Tuesday, June 23, 2020 Stamford, CT USA — A surprisingly small number of the world’s largest companies employ sophisticated techniques designed to assess and manage their foreign exchange risk.
Companies use FX markets to hedge currency risks in the course of their businesses. However, relative to banks and financials, companies’ FX needs and strategies are incredibly diverse, varying dramatically depending on the nature of their businesses, their amount of cross-border activity, the structure of the company, and ownership structure.
Because the corporate FX business is so heterogeneous, it is difficult for companies and the banks that service them to establish universal best practices. In fact, almost 60% of the corporate treasury professionals participating in a recent study by Greenwich Associates agree that “the circumstances and the risks of any given firm are diverse enough that it is not possible to establish best practices” for FX.
Despite this variation, it is striking that only about one in five of the large companies taking part in the study employ the VaR or “variance at risk” framework, such as “earnings at risk” or “cash flows at risk.” The VaR methodology is designed for precision hedging strategies using relatively sophisticated instruments and analytical methods that take into account the historical variances and correlations of the various exposures.
“Since our study was focused only on the largest and most sophisticated firms, our original hypothesis was that the risk management philosophy would be as sophisticated as the firms themselves. This wasn’t so,” says Ken Monahan, Senior Analyst for Greenwich Associates Market Structure and Technology and author of The Elephants in the Dealing Room: A Study of Corporate FX Clients.
One reason for the low level of VaR usage is that the more sophisticated strategies are only as good as the data that feed them—and companies in the study have little confidence in the quality of their own data. The lack of reliable data and the complexity of the task at hand makes companies reliant on the FX dealers, with treasurers often asking their dealer counterparties to conduct the VaR analysis on their behalf. “Although FX dealers provide critical support to companies, corporate treasurers are well aware that their client relationships with FX dealers are driven as much by bank lending and cash management functions as by quality of service provided in FX,” says Ken Monahan.

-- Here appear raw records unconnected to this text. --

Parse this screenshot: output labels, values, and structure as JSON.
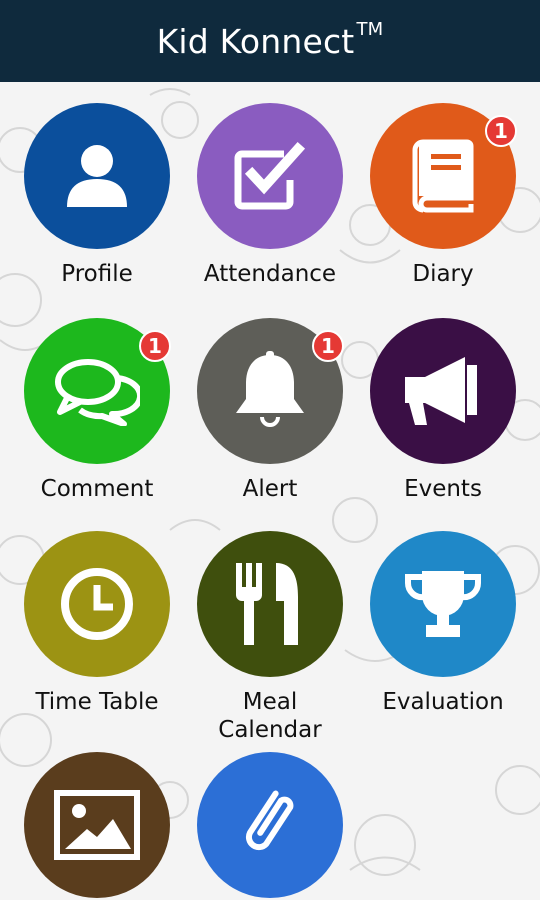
{
  "app": {
    "title": "Kid Konnect",
    "trademark": "TM"
  },
  "tiles": [
    {
      "key": "profile",
      "label": "Profile",
      "color": "#0b4f9c",
      "badge": null,
      "icon": "person-icon"
    },
    {
      "key": "attendance",
      "label": "Attendance",
      "color": "#8a5cc0",
      "badge": null,
      "icon": "checkbox-icon"
    },
    {
      "key": "diary",
      "label": "Diary",
      "color": "#e05a1a",
      "badge": "1",
      "icon": "book-icon"
    },
    {
      "key": "comment",
      "label": "Comment",
      "color": "#1db81d",
      "badge": "1",
      "icon": "chat-bubbles-icon"
    },
    {
      "key": "alert",
      "label": "Alert",
      "color": "#5e5e58",
      "badge": "1",
      "icon": "bell-icon"
    },
    {
      "key": "events",
      "label": "Events",
      "color": "#3a0f45",
      "badge": null,
      "icon": "megaphone-icon"
    },
    {
      "key": "timetable",
      "label": "Time Table",
      "color": "#9c9313",
      "badge": null,
      "icon": "clock-icon"
    },
    {
      "key": "meal",
      "label_line1": "Meal",
      "label_line2": "Calendar",
      "color": "#3f4f0d",
      "badge": null,
      "icon": "fork-knife-icon"
    },
    {
      "key": "evaluation",
      "label": "Evaluation",
      "color": "#1f88c8",
      "badge": null,
      "icon": "trophy-icon"
    },
    {
      "key": "gallery",
      "color": "#5a3d1d",
      "badge": null,
      "icon": "image-icon"
    },
    {
      "key": "attachments",
      "color": "#2c6fd6",
      "badge": null,
      "icon": "paperclip-icon"
    }
  ]
}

The Hegemons of FX Hedging: A Study of Corporate Clients
The new Greenwich Report provides a detailed analysis of the corporate FX market, including an examination of the top risks managed by treasury departments, how corporates make decisions about FX, the strategies employed by companies to hedge FX risk, relationships with FX dealers, and the primary mechanisms corporates use to execute trades—including the increasing use of more complex techniques like “parameterized auto-execution” and algorithmic trading.